Descrição do produto
Cassandra Rios
Editorial Azougue
144 páginas
12x18 cm
"Eu, que já li de tudo na vida, não percebi o que vinha pela frente e terminei a leitura boquiaberta. É daquelas histórias que a gente fica lembrando depois, pensando nossa!."
Laura Bacellar, São Paulo
"Pois é e essa sapata histórica! está me fazendo perder o sono, revirar na cama, enchendo minha cabeça de curiosidades e excitação...
Afinal, o que se passa na cabeça de uma escritora, como foi a vida de Cassandra e como foi a vida de Odete Rios? Pensamentos que me veem à cabeça.
Cassandra Rios... Por que não a desenterramos e a botamos num pedestal, num altar das lésbicas históricas, das mulheres, das escritoras, romancistas? Exagero meu ou entusiasmo, euforia?
'Uma grande romancista, ignorada pelo preconceito', sem dúvida...
Para mim um livro e seus motivos são um grande mistério, como acontece o processo criativo, parece mágico. Não sou uma leitora ávida muito menos conhecedora da literatura e seus grandes autores.
Estou descobrindo Cassandra Rios agora aos 26 anos, li apenas quatro de dezenas de livros seus e posso reconhecer o porque me atraem e me prendem a leitura.

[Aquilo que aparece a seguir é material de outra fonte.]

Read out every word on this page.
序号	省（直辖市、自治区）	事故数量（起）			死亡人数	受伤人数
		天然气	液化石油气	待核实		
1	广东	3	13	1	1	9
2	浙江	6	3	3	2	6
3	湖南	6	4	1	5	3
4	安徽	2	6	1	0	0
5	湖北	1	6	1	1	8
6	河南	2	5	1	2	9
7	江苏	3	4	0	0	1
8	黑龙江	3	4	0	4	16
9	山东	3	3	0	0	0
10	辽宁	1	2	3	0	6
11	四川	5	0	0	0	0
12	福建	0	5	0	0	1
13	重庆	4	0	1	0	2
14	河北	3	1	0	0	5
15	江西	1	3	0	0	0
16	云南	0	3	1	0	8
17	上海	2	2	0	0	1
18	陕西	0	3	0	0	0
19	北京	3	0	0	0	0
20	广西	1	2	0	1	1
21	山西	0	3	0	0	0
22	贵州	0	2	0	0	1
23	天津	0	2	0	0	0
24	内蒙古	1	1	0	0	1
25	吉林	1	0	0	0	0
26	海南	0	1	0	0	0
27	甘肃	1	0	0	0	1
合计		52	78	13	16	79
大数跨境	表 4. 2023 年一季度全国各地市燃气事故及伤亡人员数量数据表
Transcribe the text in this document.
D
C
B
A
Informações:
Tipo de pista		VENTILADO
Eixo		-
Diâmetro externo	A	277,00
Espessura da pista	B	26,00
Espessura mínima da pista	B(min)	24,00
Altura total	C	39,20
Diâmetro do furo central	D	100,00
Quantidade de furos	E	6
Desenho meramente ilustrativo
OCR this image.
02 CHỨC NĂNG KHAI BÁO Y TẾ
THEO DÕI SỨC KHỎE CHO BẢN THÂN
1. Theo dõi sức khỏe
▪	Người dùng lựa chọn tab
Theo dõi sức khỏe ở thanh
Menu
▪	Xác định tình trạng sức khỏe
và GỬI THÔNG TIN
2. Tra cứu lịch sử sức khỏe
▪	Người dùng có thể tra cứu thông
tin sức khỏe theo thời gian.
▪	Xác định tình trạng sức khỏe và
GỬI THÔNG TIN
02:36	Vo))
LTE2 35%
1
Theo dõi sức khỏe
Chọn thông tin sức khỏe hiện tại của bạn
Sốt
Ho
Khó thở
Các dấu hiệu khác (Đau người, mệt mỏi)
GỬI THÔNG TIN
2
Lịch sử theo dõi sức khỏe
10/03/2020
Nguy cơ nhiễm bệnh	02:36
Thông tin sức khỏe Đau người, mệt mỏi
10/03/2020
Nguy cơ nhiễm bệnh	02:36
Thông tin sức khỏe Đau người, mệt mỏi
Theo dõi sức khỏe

São estórias de amor e sexo entre mulheres onde a vida das personangens são narradas e apresentadas de tal forma que para mim parecem tão reais... Temos Lyeth e Irez; Pascale e Nelita; Anastácia e Marcela entre outras.
Hoje mesmo, de madrugada, numa só sentada, li o livro Eu sou uma lésbica e agora graças a uma editora histórica! devo, com o maior prazer e como um desafio para mim, deixar meu comentário que em poucas palavras pode ser registrado como: Um livro inteligente, definido, engraçado, direto e sem dúvida muito excitante e também questionador. Simplesmente Cassandra!
'Vamos brincar de gatinho?'. Quero mais."
Ana Rita., Ribeirão Preto-SP
Trecho
Me aproximei do rosto atônito de dona Kênia, dei uma lambidinha seca e rápida no seu queixo, segurei o seu rosto com as minhas mãozinhas inocentes e o lambi; desci para o pescoço e, antes que tivesse tempo de interceptar o meu gesto ou entender o que estava acontecendo, minha boca já arrepanhara o bico de seu seio, que tirei para fora do decote, segurando aquele fofo e macio volume com minhas cariciosas e satânicas mãozinhas.
Foi tudo muito rápido para que ela tivesse uma reação de repúdio pela minha atitude. Estava muito perplexa e sem saber como analisar meu comportamento, para censurar-me. Eu estava acelerada numa ideia fixa pela sensação de temperatura de seu corpo, pelo estímulo físico do aroma que trescalava de seus cabelos, e pelo que julguei que haveria de saboroso no seu seio, cujo bico estava em minha boca.
Agora o gatinho tá com fome e quer mamar.
Cassandra Rios
Cassandra Rios, cujo nome real era Odete, nasceu em 1932 em São Paulo e faleceu no dia internacional da mulher, 8 de março de 2002.
Foi uma escritora polêmica, que ficou conhecida pela ousadia de suas obras, consideradas por alguns como pornográficas, por outros como irresistíveis. Nas décadas de 1960 e 1970, foi das escritoras brasileiras que mais vendeu livros, chegando à marca surpreendente de 300 mil exemplares por ano, algo de que apenas Jorge Amado chegava perto na época. Foi também uma das mais perseguidas pela censura, tendo tido nada menos do que 34 de seus romances retirados de circulação pela ditadura militar.
Suas obras misturavam lesbianismo, cultos umbandistas, negócios e política, mas ela marcou a imaginação de milhares de adolescentes e jovens com as descrições diretas, sem rodeios, de encontros sexuais os mais variados. Pode-se dizer que foi a primeira escritora brasileira a mostrar a mulher como um ser sexual, com desejos próprios muito além de ter filhos.
Foi também a pioneira em retratar as lésbicas nas letras brasileiras, ainda mais por apresentá-las como pessoas cuja natureza é homossexual, não resultado de doença ou passível de re-educação como se acreditava na época.